= Engineering and Technology History Wiki =

The Engineering and Technology History Wiki (ETHW) is a MediaWiki-based website dedicated to the history of technology. It started operating in 2015. It consists of articles, first-hand accounts, oral histories, landmarks and milestones.

A partnership between the United Engineering Foundation (UEF) and its member engineering organizations ASCE, AIME, AIChE, ASME, IEEE as well as the Society of Women Engineers is developing the ETHW as a central repository for the documentation, analysis and explanation of the history of technology.

== Origins ==
In September 2008, the IEEE History Committee founded the IEEE Global History Network, which operated from 2008 to 2014. The ETHW became successor to the former IEEE Global History Network (IEEE GHN).

Originally, the United Engineering Foundation had made a grant to develop an engineering intersociety web platform as a central historical repository. Initially, the work was mainly done at the IEEE History Center. annexed to the Stevens Institute of Technology in Hoboken, NJ.

At the beginning, most content was related to electrical, electronics and computer engineering. As the fields of civil engineering, mining, metallurgical and petroleum engineering, chemical engineering and mechanical engineering are covered by members of the respective organizations now, ETHW is becoming a global record for preserving knowledge of the history of technological innovation in a broad sense. It differs from other online sources, as personal accounts of technical innovators as primary sources are made available to the public. After its start as a common platform for several engineering societies, the Society of Women Engineers and the Society of Petroleum Engineers have contributed new content as well.

As of 2018, ETHW included thousands of wiki entries, and recorded over 800 oral histories.

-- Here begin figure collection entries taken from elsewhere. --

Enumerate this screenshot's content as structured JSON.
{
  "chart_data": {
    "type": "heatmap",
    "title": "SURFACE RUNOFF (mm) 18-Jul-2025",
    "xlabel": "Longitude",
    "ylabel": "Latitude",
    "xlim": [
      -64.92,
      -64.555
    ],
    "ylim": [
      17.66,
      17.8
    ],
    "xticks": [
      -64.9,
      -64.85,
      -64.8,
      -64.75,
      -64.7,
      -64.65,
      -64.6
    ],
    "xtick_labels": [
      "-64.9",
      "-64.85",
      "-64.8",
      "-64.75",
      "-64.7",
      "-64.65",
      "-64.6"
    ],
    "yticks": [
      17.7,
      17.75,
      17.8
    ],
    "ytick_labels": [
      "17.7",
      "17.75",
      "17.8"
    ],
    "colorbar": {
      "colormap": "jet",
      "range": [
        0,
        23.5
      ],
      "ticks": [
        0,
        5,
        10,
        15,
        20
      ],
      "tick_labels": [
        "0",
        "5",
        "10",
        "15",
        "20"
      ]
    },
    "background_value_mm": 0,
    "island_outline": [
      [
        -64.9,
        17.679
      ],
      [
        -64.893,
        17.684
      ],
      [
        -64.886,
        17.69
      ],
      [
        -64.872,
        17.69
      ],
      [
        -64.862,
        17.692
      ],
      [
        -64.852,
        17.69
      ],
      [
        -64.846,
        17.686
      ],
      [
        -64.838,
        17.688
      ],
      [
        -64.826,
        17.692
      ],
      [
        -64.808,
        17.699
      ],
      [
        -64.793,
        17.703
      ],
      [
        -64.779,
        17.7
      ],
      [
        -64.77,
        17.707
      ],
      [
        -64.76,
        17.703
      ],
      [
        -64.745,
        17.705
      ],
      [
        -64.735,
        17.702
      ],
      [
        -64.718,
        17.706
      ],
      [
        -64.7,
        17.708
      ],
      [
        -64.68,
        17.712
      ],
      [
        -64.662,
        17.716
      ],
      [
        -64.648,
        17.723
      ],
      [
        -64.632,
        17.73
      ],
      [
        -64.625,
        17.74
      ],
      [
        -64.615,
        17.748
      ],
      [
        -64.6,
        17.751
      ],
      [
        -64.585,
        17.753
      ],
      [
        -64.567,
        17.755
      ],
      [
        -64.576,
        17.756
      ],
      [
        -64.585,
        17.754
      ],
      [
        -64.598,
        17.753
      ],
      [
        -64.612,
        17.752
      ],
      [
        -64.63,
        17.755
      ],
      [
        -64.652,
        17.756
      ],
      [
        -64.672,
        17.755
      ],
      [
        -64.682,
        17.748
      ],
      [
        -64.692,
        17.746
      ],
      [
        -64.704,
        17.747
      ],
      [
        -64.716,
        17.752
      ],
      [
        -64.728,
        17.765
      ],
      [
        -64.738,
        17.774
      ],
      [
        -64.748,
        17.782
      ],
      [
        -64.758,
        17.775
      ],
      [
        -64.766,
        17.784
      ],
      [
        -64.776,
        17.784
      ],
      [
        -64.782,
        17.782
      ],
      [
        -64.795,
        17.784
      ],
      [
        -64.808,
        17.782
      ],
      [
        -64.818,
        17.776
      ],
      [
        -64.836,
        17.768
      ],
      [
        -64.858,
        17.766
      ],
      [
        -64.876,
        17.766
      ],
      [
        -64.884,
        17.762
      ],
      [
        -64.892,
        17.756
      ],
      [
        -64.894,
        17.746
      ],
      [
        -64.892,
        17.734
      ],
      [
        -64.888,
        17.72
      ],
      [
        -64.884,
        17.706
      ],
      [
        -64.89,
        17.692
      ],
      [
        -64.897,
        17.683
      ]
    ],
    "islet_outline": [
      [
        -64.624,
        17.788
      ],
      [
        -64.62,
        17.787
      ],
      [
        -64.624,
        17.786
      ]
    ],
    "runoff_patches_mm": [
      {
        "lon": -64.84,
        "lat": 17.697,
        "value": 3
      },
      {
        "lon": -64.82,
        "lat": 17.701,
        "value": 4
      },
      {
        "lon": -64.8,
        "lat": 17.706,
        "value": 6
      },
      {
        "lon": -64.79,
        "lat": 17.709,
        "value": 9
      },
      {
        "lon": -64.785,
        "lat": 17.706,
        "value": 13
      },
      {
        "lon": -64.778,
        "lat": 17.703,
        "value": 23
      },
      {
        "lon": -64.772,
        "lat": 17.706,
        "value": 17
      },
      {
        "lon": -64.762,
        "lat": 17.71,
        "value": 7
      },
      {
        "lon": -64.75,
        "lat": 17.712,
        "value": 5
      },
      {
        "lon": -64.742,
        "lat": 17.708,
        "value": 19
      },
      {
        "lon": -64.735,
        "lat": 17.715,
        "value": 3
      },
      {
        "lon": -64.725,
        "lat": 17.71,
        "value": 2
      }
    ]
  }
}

== Comparison with Wikipedia ==
ETHW is a semi-open wiki. In contrast to Wikipedia, no anonymous writing is allowed. Members of the affiliated engineering organizations can contribute their own autobiographical professional history and experiences as First-hand History or are interviewed to provide their Oral History. Administrators review these postings to see whether they conform with the rules established. In contrast to ETHW encyclopedia articles and landmarks/milestones, such content is subjective and not peer reviewed. Changes can only be made by the original author. Not all content can be used freely by everybody.